Texas is Willing to Put up the Fight
To say that Texans are angry over the Keystone XL pipeline running through their backyard, would be saying the least. They have become one of the most vocal groups protesting the building of the pipeline. On February 1, the Jacksonville Daily Progress reported that Texans are now receiving international attention due to their discontent with TransCanada.
Suzanne Goldenberg, U.S. environment correspondent for The Guardian, a London-based newspaper, came to Winnsboro Tuesday to talk to East Texas landowners that will be effected when the TransCanada Keystone XL Pipeline extends from Cushing, Oklahoma to Nederland and Houston.

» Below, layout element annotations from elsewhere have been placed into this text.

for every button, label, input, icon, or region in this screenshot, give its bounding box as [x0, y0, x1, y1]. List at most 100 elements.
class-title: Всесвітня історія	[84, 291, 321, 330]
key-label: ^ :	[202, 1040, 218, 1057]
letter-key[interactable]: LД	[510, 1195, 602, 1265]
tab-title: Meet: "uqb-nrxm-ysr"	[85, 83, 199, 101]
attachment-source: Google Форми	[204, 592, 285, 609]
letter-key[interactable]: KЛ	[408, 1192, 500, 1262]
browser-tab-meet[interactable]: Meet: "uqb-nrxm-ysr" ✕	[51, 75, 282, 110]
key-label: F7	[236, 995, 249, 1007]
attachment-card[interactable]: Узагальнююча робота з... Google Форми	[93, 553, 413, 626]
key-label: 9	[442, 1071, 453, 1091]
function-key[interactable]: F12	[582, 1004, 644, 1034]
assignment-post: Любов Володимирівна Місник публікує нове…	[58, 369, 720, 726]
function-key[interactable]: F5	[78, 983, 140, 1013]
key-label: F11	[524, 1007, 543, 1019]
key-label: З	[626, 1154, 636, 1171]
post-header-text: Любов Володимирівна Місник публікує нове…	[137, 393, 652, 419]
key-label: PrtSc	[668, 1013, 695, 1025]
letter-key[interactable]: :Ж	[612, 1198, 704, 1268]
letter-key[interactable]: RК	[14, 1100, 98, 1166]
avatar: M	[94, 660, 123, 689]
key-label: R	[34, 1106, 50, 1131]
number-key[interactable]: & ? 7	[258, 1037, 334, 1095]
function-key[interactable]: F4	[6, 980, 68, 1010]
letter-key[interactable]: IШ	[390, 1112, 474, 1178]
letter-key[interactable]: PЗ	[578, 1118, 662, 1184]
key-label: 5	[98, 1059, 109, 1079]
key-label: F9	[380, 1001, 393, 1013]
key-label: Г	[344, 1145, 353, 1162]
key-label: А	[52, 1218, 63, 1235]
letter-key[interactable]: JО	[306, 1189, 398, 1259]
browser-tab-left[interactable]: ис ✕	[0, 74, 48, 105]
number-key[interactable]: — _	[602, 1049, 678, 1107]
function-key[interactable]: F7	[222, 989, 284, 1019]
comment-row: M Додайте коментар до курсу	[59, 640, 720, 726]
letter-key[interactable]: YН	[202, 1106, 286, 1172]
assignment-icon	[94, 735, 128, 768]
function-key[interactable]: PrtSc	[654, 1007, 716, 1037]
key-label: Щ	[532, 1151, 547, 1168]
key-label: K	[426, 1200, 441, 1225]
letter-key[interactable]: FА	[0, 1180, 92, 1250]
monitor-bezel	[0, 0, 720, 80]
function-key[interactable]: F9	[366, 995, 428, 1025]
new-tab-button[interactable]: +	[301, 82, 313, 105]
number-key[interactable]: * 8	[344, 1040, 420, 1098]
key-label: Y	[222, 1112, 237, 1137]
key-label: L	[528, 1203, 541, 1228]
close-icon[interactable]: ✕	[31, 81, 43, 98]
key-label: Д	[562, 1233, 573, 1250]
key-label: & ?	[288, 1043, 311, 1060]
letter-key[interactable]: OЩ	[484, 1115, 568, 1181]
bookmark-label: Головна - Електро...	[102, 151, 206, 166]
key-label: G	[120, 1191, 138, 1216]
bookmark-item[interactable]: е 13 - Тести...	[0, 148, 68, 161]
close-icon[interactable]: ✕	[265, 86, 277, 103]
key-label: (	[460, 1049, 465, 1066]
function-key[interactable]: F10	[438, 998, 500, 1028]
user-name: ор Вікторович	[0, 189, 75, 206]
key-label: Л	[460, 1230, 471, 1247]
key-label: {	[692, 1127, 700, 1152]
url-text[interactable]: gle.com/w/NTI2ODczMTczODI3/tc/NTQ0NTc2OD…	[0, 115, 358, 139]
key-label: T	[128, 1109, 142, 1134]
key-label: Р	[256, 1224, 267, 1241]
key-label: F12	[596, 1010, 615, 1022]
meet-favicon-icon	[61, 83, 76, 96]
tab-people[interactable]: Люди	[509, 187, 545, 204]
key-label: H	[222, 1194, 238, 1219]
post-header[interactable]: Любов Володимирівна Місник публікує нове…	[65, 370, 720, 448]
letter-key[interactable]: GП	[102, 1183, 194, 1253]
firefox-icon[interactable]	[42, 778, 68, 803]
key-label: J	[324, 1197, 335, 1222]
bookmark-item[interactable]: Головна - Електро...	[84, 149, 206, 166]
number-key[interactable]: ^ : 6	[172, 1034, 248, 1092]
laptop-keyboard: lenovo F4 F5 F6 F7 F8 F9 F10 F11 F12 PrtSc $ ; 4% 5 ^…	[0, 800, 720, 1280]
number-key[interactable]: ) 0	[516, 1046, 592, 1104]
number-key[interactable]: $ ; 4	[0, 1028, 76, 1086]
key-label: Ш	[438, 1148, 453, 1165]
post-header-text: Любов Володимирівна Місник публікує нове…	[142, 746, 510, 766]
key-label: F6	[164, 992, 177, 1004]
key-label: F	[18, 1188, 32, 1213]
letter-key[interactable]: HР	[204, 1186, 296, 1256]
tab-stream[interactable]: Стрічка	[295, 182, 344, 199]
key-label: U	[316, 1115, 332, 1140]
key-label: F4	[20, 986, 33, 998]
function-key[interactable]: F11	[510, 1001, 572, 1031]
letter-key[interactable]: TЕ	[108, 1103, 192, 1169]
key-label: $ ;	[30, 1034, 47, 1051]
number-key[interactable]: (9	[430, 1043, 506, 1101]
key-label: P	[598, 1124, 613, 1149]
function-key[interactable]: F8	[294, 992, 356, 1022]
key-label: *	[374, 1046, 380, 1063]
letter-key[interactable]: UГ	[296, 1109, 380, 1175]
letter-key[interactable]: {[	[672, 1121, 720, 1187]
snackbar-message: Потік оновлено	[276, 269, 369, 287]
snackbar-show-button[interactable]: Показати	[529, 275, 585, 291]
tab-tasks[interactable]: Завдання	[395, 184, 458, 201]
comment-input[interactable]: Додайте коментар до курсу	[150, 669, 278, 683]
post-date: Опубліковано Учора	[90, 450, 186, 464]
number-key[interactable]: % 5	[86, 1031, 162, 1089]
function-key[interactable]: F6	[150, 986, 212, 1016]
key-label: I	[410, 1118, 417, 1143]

Various organizations and people, including STOP (Stop Tarsands Oil Pipelines) were anxiously awaiting Goldenberg’s arrival. Besides being angry about an international company taking claim to their land, the people are also worried about the environmental degradation and the health risks that will ensue once TransCanada moves in. The pipeline is slated to run through the Carrizo-Wilcox aquifer, which supplies water to 60 counties, 16 rivers and 21 lakes in the area.
“Our civil rights include but are not limited to the right to clean and safe water supplies, clean and safe air, clean and safe backyards, and the right to oppose a foreign and private company attempting to steal our land for private profits,” David Daniel, STOP organizer and landowner.
And this sentiment is echoed by many others who believe that TransCanada has over stepped its boundaries by filing suit against landowners who are unwilling to grant them easements to their land.
Although TransCanada has not yet received a Presidential Permit to begin construction, the company has already acquired easements from landowners. Against those who wouldn’t accept compensation for their land, TransCanada filed suits claiming eminent domain.